One had been silenced by a bad import - it loaded, threw nothing visible, and produced nothing. One was erroring several times a day into a path that no longer existed. One was quietly falling back to a default because an identifier had gone stale, doing the wrong work on purpose and calling it done.

No alarm. No trace. They were running. They were just running broken, and nothing told me.

That is the part that should bother you. Not that things broke - things always break. It is that they broke silently, and silence was the exact thing I had trained myself to read as success.

The fantasy in "set it and forget it"

When you wire up an autonomous job, you build a quiet contract with yourself: I did the work, so now I get to stop paying attention. That is the whole appeal. Autonomy is supposed to buy back your attention.

But here is the trap. The signal you use to confirm a job is healthy is usually the absence of a complaint. No error in your inbox. No red on a dashboard you never open. No one tapping you on the shoulder. You read that quiet and you think: still working.

The quiet means nothing. A job that crashed on import is also quiet. A job whose output path vanished is also quiet, right up until someone downstream asks where the report went. The absence of a complaint is not the presence of health. It is just the absence of a complaint.

This is the gap I keep coming back to with the spine - my operator OS, the thing that runs the fleet of background jobs across all my orbits. The spine made it trivial to launch autonomy. It did nothing, on its own, to make that autonomy observable. Those are two different problems, and I had only solved the first one.

The dangerous failures are the ones that look like success

Loud failures are a gift. A job that dies hard, pages you, and stops is doing you a favor - it is telling the truth about its own state. You will fix it within the hour.

The failures that hurt are the ones wearing the costume of success. The fallback that runs clean on a stale identifier. The task that completes, returns zero rows, and exits zero because zero rows is technically a valid result. The import error that nobody catches because the job's only job was to be quiet when things were fine.

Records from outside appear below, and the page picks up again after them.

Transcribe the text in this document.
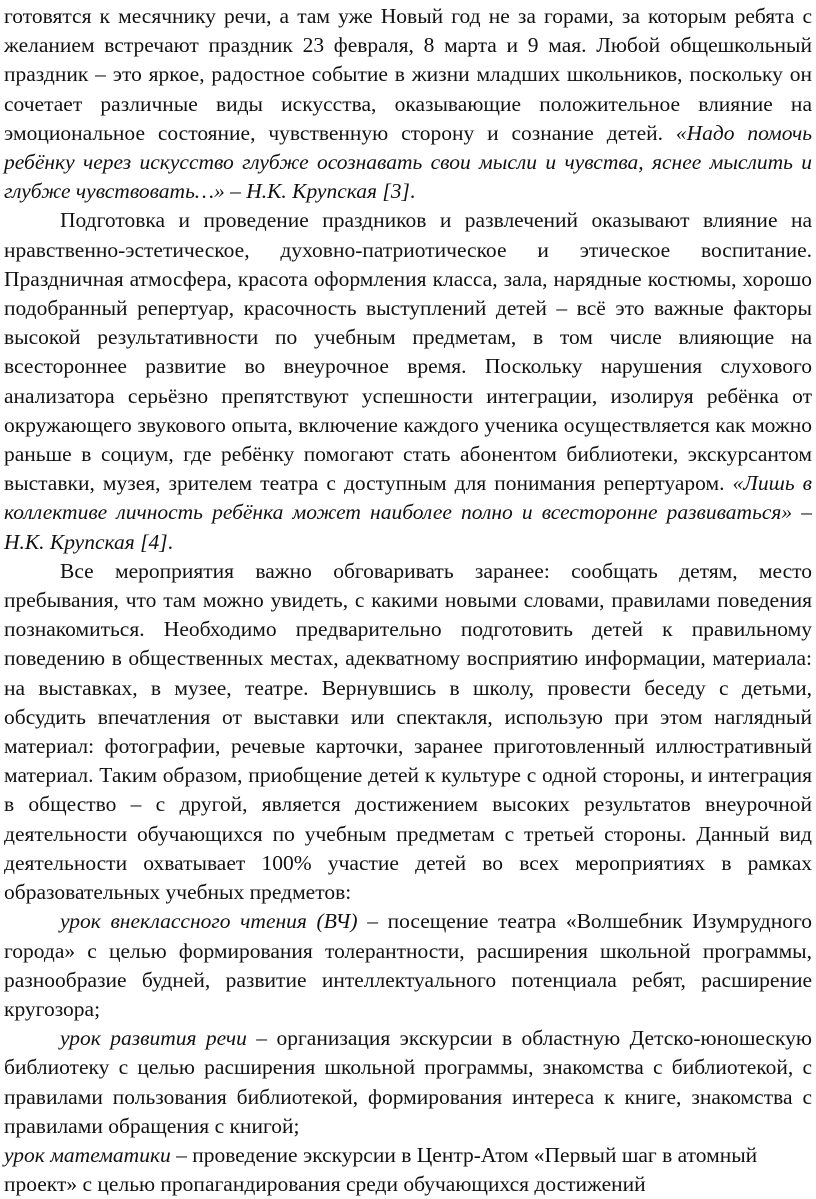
готовятся к месячнику речи, а там уже Новый год не за горами, за которым ребята с желанием встречают праздник 23 февраля, 8 марта и 9 мая. Любой общешкольный праздник – это яркое, радостное событие в жизни младших школьников, поскольку он сочетает различные виды искусства, оказывающие положительное влияние на эмоциональное состояние, чувственную сторону и сознание детей. «Надо помочь ребёнку через искусство глубже осознавать свои мысли и чувства, яснее мыслить и глубже чувствовать…» – Н.К. Крупская [3].

Подготовка и проведение праздников и развлечений оказывают влияние на нравственно-эстетическое, духовно-патриотическое и этическое воспитание. Праздничная атмосфера, красота оформления класса, зала, нарядные костюмы, хорошо подобранный репертуар, красочность выступлений детей – всё это важные факторы высокой результативности по учебным предметам, в том числе влияющие на всестороннее развитие во внеурочное время. Поскольку нарушения слухового анализатора серьёзно препятствуют успешности интеграции, изолируя ребёнка от окружающего звукового опыта, включение каждого ученика осуществляется как можно раньше в социум, где ребёнку помогают стать абонентом библиотеки, экскурсантом выставки, музея, зрителем театра с доступным для понимания репертуаром. «Лишь в коллективе личность ребёнка может наиболее полно и всесторонне развиваться» – Н.К. Крупская [4].

Все мероприятия важно обговаривать заранее: сообщать детям, место пребывания, что там можно увидеть, с какими новыми словами, правилами поведения познакомиться. Необходимо предварительно подготовить детей к правильному поведению в общественных местах, адекватному восприятию информации, материала: на выставках, в музее, театре. Вернувшись в школу, провести беседу с детьми, обсудить впечатления от выставки или спектакля, использую при этом наглядный материал: фотографии, речевые карточки, заранее приготовленный иллюстративный материал. Таким образом, приобщение детей к культуре с одной стороны, и интеграция в общество – с другой, является достижением высоких результатов внеурочной деятельности обучающихся по учебным предметам с третьей стороны. Данный вид деятельности охватывает 100% участие детей во всех мероприятиях в рамках образовательных учебных предметов:

урок внеклассного чтения (ВЧ) – посещение театра «Волшебник Изумрудного города» с целью формирования толерантности, расширения школьной программы, разнообразие будней, развитие интеллектуального потенциала ребят, расширение кругозора;

урок развития речи – организация экскурсии в областную Детско-юношескую библиотеку с целью расширения школьной программы, знакомства с библиотекой, с правилами пользования библиотекой, формирования интереса к книге, знакомства с правилами обращения с книгой;

урок математики – проведение экскурсии в Центр-Атом «Первый шаг в атомный проект» с целью пропагандирования среди обучающихся достижений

Every one of my three was a quiet failure. None of them threw anything I would have seen. Each one looked, from the outside, exactly like a job doing what it was told. The cost was not the break itself - it was the weeks of confident wrongness in between, the decisions I made on top of data I assumed was fresh.

If you only catch the loud failures, you have built a system that protects you from the cheap problems and exposes you to the expensive ones.

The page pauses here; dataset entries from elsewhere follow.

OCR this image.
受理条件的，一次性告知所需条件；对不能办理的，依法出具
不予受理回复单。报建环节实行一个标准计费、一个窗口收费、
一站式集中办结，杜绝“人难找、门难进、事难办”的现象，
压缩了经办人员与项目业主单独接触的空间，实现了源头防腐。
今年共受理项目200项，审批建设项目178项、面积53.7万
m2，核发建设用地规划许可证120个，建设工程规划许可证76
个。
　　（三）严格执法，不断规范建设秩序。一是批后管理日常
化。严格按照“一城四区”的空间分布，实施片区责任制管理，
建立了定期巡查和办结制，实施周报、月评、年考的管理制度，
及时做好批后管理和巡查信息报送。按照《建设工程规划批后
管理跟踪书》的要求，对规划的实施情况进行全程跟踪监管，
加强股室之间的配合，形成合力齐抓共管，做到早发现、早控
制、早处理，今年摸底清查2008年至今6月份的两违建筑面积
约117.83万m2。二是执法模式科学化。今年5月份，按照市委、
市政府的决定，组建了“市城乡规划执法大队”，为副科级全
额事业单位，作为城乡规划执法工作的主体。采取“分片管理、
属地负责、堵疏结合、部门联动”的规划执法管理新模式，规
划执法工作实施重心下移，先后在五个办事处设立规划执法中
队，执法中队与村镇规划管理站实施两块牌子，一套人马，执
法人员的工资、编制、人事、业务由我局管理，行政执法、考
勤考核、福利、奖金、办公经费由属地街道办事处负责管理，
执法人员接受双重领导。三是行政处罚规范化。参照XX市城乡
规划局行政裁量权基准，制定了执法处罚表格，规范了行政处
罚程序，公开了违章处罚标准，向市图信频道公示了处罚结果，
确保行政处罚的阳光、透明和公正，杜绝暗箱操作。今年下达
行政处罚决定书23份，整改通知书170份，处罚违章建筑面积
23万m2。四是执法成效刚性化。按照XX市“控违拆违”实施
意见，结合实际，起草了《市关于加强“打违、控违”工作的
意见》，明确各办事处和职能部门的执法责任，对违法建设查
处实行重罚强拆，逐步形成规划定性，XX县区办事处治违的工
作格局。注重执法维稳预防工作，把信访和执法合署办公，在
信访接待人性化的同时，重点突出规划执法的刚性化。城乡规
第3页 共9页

Build the thing that turns silence into a signal

The fix is not heroic. It is a tool, and it has a grim and perfect name: a dead-man's-switch.

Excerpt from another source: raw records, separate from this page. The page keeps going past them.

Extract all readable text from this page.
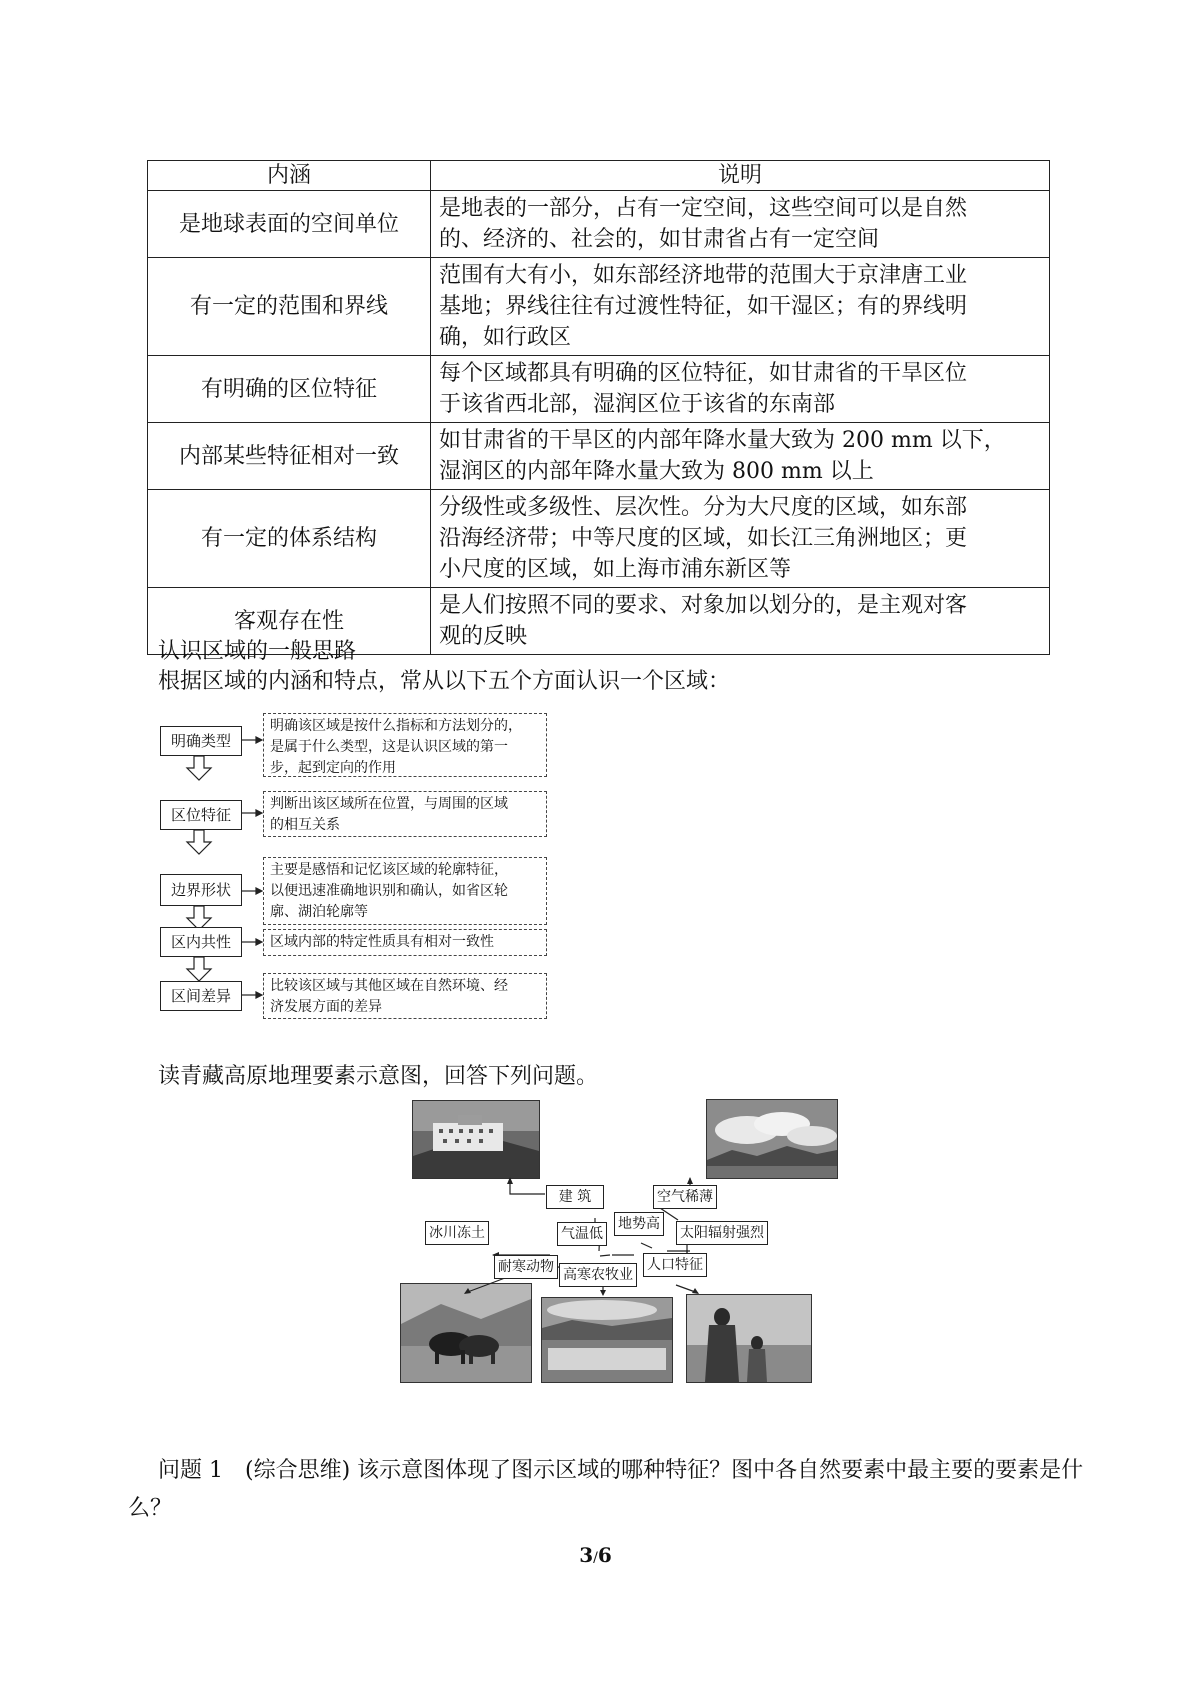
内涵	说明
是地球表面的空间单位	是地表的一部分，占有一定空间，这些空间可以是自然
的、经济的、社会的，如甘肃省占有一定空间

有一定的范围和界线	范围有大有小，如东部经济地带的范围大于京津唐工业
基地；界线往往有过渡性特征，如干湿区；有的界线明
确，如行政区

有明确的区位特征	每个区域都具有明确的区位特征，如甘肃省的干旱区位
于该省西北部，湿润区位于该省的东南部

内部某些特征相对一致	如甘肃省的干旱区的内部年降水量大致为 200 mm 以下，
湿润区的内部年降水量大致为 800 mm 以上

有一定的体系结构	分级性或多级性、层次性。分为大尺度的区域，如东部
沿海经济带；中等尺度的区域，如长江三角洲地区；更
小尺度的区域，如上海市浦东新区等

客观存在性	是人们按照不同的要求、对象加以划分的，是主观对客
观的反映
认识区域的一般思路
根据区域的内涵和特点，常从以下五个方面认识一个区域：
明确类型
明确该区域是按什么指标和方法划分的，
是属于什么类型，这是认识区域的第一
步，起到定向的作用
区位特征
判断出该区域所在位置，与周围的区域
的相互关系
边界形状
主要是感悟和记忆该区域的轮廓特征，
以便迅速准确地识别和确认，如省区轮
廓、湖泊轮廓等
区内共性	区域内部的特定性质具有相对一致性
区间差异
比较该区域与其他区域在自然环境、经
济发展方面的差异
读青藏高原地理要素示意图，回答下列问题。
建 筑	空气稀薄
地势高
冰川冻土	气温低	太阳辐射强烈
耐寒动物 高寒农牧业
人口特征
问题 1　(综合思维) 该示意图体现了图示区域的哪种特征？图中各自然要素中最主要的要素是什么？
3/6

The idea is simple. The job is required to emit a healthy heartbeat on a cadence - a small "I ran, and I ran correctly" signal at the end of a successful pass. Something separate watches for that heartbeat. If the heartbeat shows up on schedule, you hear nothing. If it goes missing, the watchdog alarms.

Read what that does. It inverts the meaning of silence. Before, silence meant "probably fine." Now, silence from the job triggers noise from the watchdog. The thing you cannot see - a job that died without the courtesy of an error - becomes the thing that is loudest. You have turned an absence into an alarm.

Two details matter. First, the heartbeat has to fire only on real success, not on "the process reached the end." A job that falls back to a default and finishes should not get to send a healthy signal. Tie the heartbeat to the outcome you actually wanted. Second, the watchdog has to live outside the system it watches. A monitor that runs inside the same broken process dies with it, quietly, and you have just built a second silent failure.

And then the part nobody wants to hear: you have to check the alert on a schedule too. "Set it, wire it to an alert, and check the alert" is the honest version of the phrase. The watchdog is not a magic spell. It is a tripwire, and a tripwire only works if someone walks the perimeter.

The reframe

I used to think the work of autonomy was building the jobs. It is not. Building the job is the easy half. The real work is building the system that tells you, without you asking, when a job has stopped telling the truth about itself.

An autonomous system you can observe is an asset. It does work while you sleep and it tells you when it can't. An autonomous system you cannot observe is something else entirely. It is a liability you have stopped looking at - generating confident output, drifting from correct, and wearing the same calm face whether it is right or catastrophically wrong.

The clever part was never the fleet. The clever part is the watchdog that makes the fleet honest. Build that first, or admit you are not running autonomy. You are just running unattended.


Field Notes from the Agentic Operator is a personal series. These are my own views, not those of my employer or any organization I work with, and nothing here relies on non-public information.